No, the DPI engine is only capable of scanning plain-text HTTP traffic without TLS Decryption. (It won't give errors for the user if It's HTTP.)
The user will only get a certificate error if the website they accessed over HTTPS is being blocked though a web policy. (They will get a certificate error at first because the Firewall will try to redirect the user to a warning page, and in order to do this It needs to MITM (decrypt) the HTTPS connection.)
Daniel Hargrove said:I assume with the inability to scan and decrypt HTTPS that the SafeSearch functionality will not work without this. Is this correct?
The SafeSearch function is currently only available through the Web Proxy, but you can create a separate Firewall Rule just for this function.
(You can do this by creating another Firewall Rule on top of the current one with the "SafeSearch" FQDN's Group at the "Destination Networks", then enable the Web Proxy for the same Rule and use a Web Policy that have the "Enforce SafeSearch" function enabled.)
There are three things (at least in V19) that work together to cause TLS decryption, correct? One would be the checkbox in the Firewall Rule (Scan HTTP and decrypt HTTPS). This does not, by itself cause TLS decryption. Then there is the SSL/TLS Inspection Rules tab, which (in v19) has a master on/off switch. Then there are the rules themselves.
I think if no SSL/TLS Decryption rule applies, it falls off the end and does no decryption.
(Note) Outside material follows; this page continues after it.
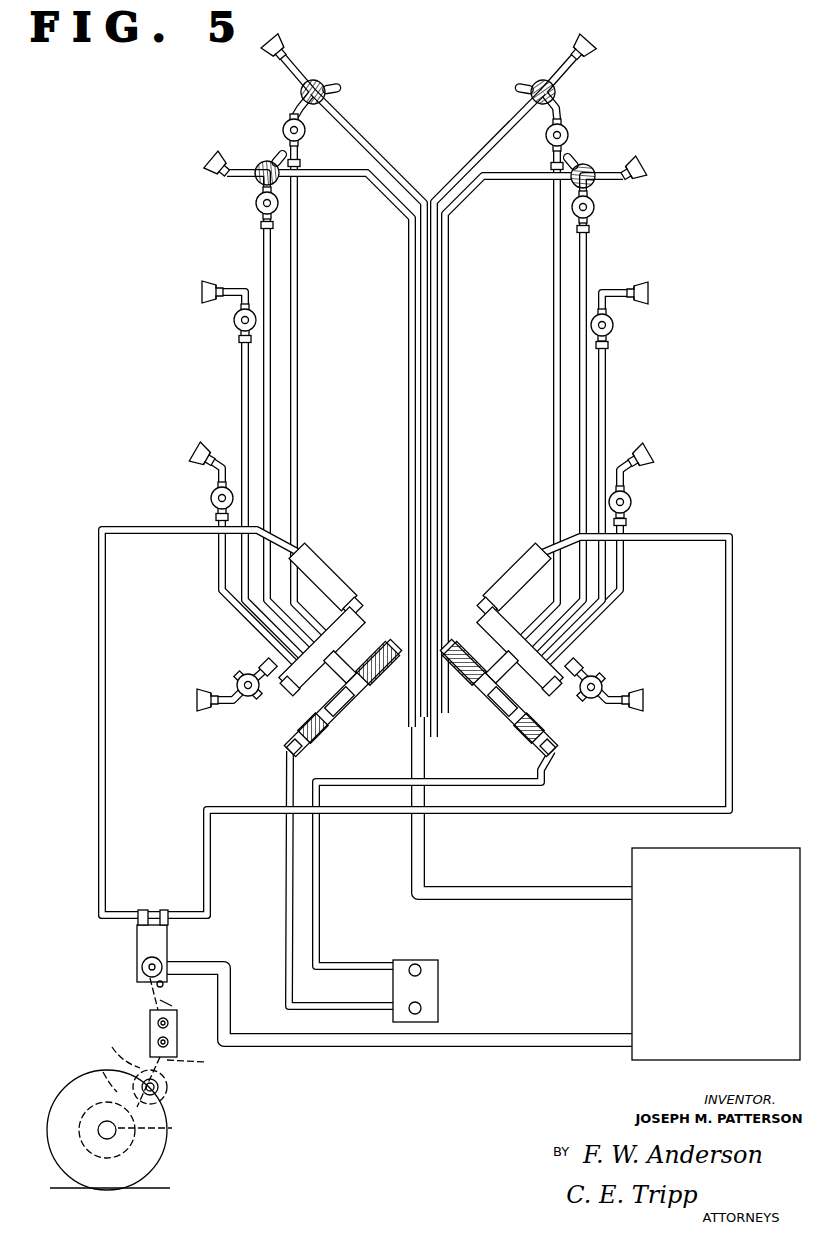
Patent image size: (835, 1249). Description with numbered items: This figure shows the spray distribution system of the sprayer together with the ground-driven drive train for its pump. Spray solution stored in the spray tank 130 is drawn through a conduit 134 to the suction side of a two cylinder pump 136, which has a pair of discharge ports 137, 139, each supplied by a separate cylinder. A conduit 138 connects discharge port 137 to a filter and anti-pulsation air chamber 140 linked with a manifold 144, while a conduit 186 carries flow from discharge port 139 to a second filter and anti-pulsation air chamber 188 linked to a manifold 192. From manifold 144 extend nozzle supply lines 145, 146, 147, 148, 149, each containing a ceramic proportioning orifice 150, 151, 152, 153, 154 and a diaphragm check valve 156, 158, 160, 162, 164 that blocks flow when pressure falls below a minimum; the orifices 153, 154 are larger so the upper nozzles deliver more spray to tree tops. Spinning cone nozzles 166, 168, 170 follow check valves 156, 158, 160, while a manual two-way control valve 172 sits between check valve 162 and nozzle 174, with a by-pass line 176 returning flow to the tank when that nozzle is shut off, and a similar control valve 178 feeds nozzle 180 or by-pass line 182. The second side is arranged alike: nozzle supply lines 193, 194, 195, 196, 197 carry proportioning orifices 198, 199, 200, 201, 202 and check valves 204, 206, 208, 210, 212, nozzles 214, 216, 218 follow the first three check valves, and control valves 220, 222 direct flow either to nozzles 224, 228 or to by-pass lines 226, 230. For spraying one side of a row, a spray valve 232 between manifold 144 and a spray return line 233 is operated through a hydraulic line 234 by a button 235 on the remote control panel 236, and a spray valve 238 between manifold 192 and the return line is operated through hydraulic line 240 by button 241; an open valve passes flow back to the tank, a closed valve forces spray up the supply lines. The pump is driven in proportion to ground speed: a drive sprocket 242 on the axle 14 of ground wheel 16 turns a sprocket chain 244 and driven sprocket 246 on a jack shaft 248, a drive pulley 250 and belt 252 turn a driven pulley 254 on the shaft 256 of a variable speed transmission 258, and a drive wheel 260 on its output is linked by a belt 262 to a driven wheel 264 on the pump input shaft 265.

So given that the OP didn't create an broad "decrypt it" rule in SSL/TLS Inspection Rules, it will drop off the end and so won't decrypt even though they check the box in the Firewall rule.
So there should be a hover-over "I" on the Firewall Rule checkbox next to "decrypt HTTPS" that says, "If an SSL/TLS Decryption rule would cause encryption". Is that right?
If you don't use the Web Proxy, then you're only able to trigger a TLS Decryption with a custom policy over the SSL/TLS Inspections Tab.
Wayne Folta said:I think if no rule applies, it falls off the end and does no decryption.
Wayne Folta said:So there should be a hover-over "I" on the Firewall Rule checkbox next to "decrypt HTTPS" that says, "If an SSL/TLS Decryption rule would cause encryption". Is that right?
The "Scan HTTP and Decrypted HTTPS" naming sounds weird to be honest, since the DPI can send web traffic to be scanned from all ports then shouldn't this be called "Scan Web(HTTP)-based Traffic" or something as that?
The same applies on the "Filtering common web ports", the naming sounds as I need to enable It (Web Proxy) in order to get web filtering.
Actually not entirely correct. You can use the DNS Workaround provided by Google. https://community.sophos.com/sophos-xg-firewall/f/recommended-reads/116641/safesearch---enforcement-when-using-the-dpi-engine
This should be possible with BYOD as well.
The DNS workaround doesn't work if the user uses DNS over HTTPS/TLS.